Édition originale comportant bien toutes les caractéristiques du premier tirage, un des exemplaires du service de presse.
Exceptionnel envoi de Céline, en page de garde, à la célèbre chanteuse Yvette Guilbert, à qui Céline chanta lui-même et proposa l’interprétation d’une de ses scandaleuses compositions (Katika la putain, plus tard renommée À nœud coulant : « À madame Yvette Guilbert en témoignage de ma profonde admiration. LF Céline. »
En dessous de l’envoi autographe, l’acteur Fabrice Luchini a inscrit ces quelques mots : « À Yvette Guilbert in memoriam. F. Luchini » ; sur la page de faux-titre suivante, Jean-François Balmer a rédigé à son tour : « Merci et bon voyage. J. F. Balmer. »
Enfin, accompagnant les dédicaces de Fabrice Luchini et de Jean-François Balmer, ont été encollés les tickets d’entrées à leurs lectures, à la comédie des Champs-Élysées pour Luchini, au Théâtre de l’Œuvre pour Balmer, du Voyage au bout de la nuit.
Notre exemplaire est présenté sous chemise-étui en demi-maroquin noir, dos à cinq nerfs, plats de papier fantaisie, contreplats de papier vert amande, étui bordé de maroquin noir, plats de papier fantaisie, ensemble signé Boichot.
Ce remarquable envoi de Céline donne à voir une facette importante de l’écrivain, adepte de la musique des mots. La chanson abonde d’ailleurs dans le Voyage au bout de la nuit – dès son célèbre épigraphe, la fameuse Chanson des Gardes suisses, que Céline prétendra avoir composée, et qui donne son titre au livre.

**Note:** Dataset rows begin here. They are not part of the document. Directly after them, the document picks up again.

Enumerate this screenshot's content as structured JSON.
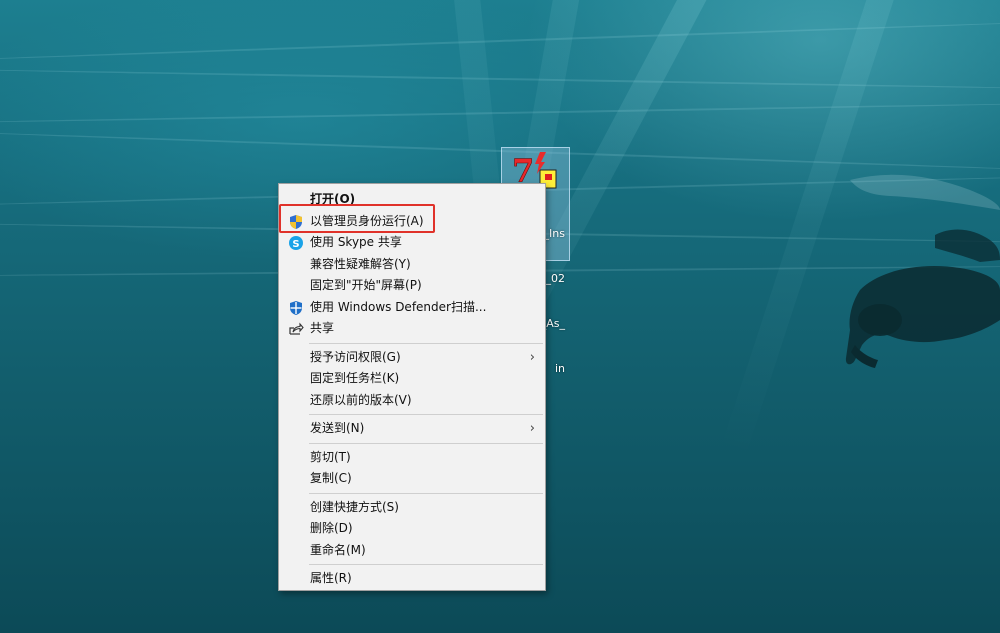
{
  "desktop_icon": {
    "label_lines": [
      "3_Ins",
      "5_02",
      "_As_",
      "in"
    ]
  },
  "context_menu": {
    "items": [
      {
        "label": "打开(O)",
        "bold": true
      },
      {
        "label": "以管理员身份运行(A)",
        "icon": "uac-shield-icon"
      },
      {
        "label": "使用 Skype 共享",
        "icon": "skype-icon"
      },
      {
        "label": "兼容性疑难解答(Y)"
      },
      {
        "label": "固定到\"开始\"屏幕(P)"
      },
      {
        "label": "使用 Windows Defender扫描...",
        "icon": "defender-icon"
      },
      {
        "label": "共享",
        "icon": "share-icon"
      },
      {
        "label": "授予访问权限(G)",
        "submenu": true
      },
      {
        "label": "固定到任务栏(K)"
      },
      {
        "label": "还原以前的版本(V)"
      },
      {
        "label": "发送到(N)",
        "submenu": true
      },
      {
        "label": "剪切(T)"
      },
      {
        "label": "复制(C)"
      },
      {
        "label": "创建快捷方式(S)"
      },
      {
        "label": "删除(D)"
      },
      {
        "label": "重命名(M)"
      },
      {
        "label": "属性(R)"
      }
    ],
    "submenu_arrow": "›"
  },
  "colors": {
    "highlight_border": "#e0322a",
    "menu_background": "#f2f2f2"
  }
}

L’écrivain fut également chansonnier et même interprète de deux de ses créations : « Règlement » et surtout « À Nœud coulant », chanson paillarde qu’il présentera d’abord comme la traduction d’un chant finnois. Il composa « À Nœud coulant » après la parution du Voyage pendant l’écriture de Mort à Crédit, en 1934-1936 et l’enregistra en 1955. Arnaud Marzorati remarquera la voix caverneuse de Céline, et sera « subjugué par son « arythmie » volontaire. Comme si le rythme de la vie pouvait être chaotique et ne pas se référer aux simples battements du cœur ; qu’il cherchât alors à narrer son histoire dans une autre mouvance que celle du consensus » (« Les Chansons de Céline », programme du 16 mai 2013, Cité de la musique).
Mais avant de passer lui-même en studio, Céline avait eu l’audace de proposer cette scandaleuse ritournelle à la grande Yvette Guilbert, dans les années 1930. Le grand ami de Céline, le peintre Henri Mahé, témoigna de la mémorable soirée :
« Pourquoi la grande Yvette Guilbert l’invita-t-elle un jour à l’aller voir chez elle ? Il bondit ! Elle lui présente Cécile Sorel, l’inoubliable Célimène. Il jubile et sans plus attendre il leur chante sa “Katika” toute neuve. Les compliments sont plutôt brefs et froids, à peine polis sur les bords. Non ! Elles ont autre chose en tête. Un film, un scénario qu’il devrait écrire d’après leurs idées deux sœurs triomphent dans le spectacle... L’une sur les scènes officielles du monde entier, l’autre dans les music-halls du monde entier. ». (Henri Mahé, La Brinquebale avec Céline, p. 72)
On ne sait si c’est à l’occasion de ce « concert » que Céline offrit son Voyage à la reine du caf’ conc’ parisien. Comme le remarque Michaël Ferrier, Céline « aura toute sa vie recherché l’amitié des vedettes de l’époque, certaines aujourd’hui oubliées (Guy Berry, Max Révol, Alfred Pizella), d’autres plus mémorables, comme Michel Simon ou Arletty (à laquelle il consacre un texte, Arletty, jeune fille dauphinoise, en 1948), qui firent une grande partie de leur carrière dans des opérettes jouées ou filmées. [Cette passion pour la chanson] trouve sans doute sa source dans l’enfance de Céline : le passage Choiseul, où sa mère tenait commerce de dentelles, était le siège du Théâtre des Bouffes-Parisiens d’Offenbach et d’un marchand de gramophones. » (Télérama hors série, juin 2011)
Cet étonnant exemplaire s’accompagne des envois de grands interprètes de la prose célinienne – les acteurs Fabrice Lucchini et Jean-François Balmer, qui ont tous deux donné vie à la musicalité du Voyage en l’adaptant sur la scène.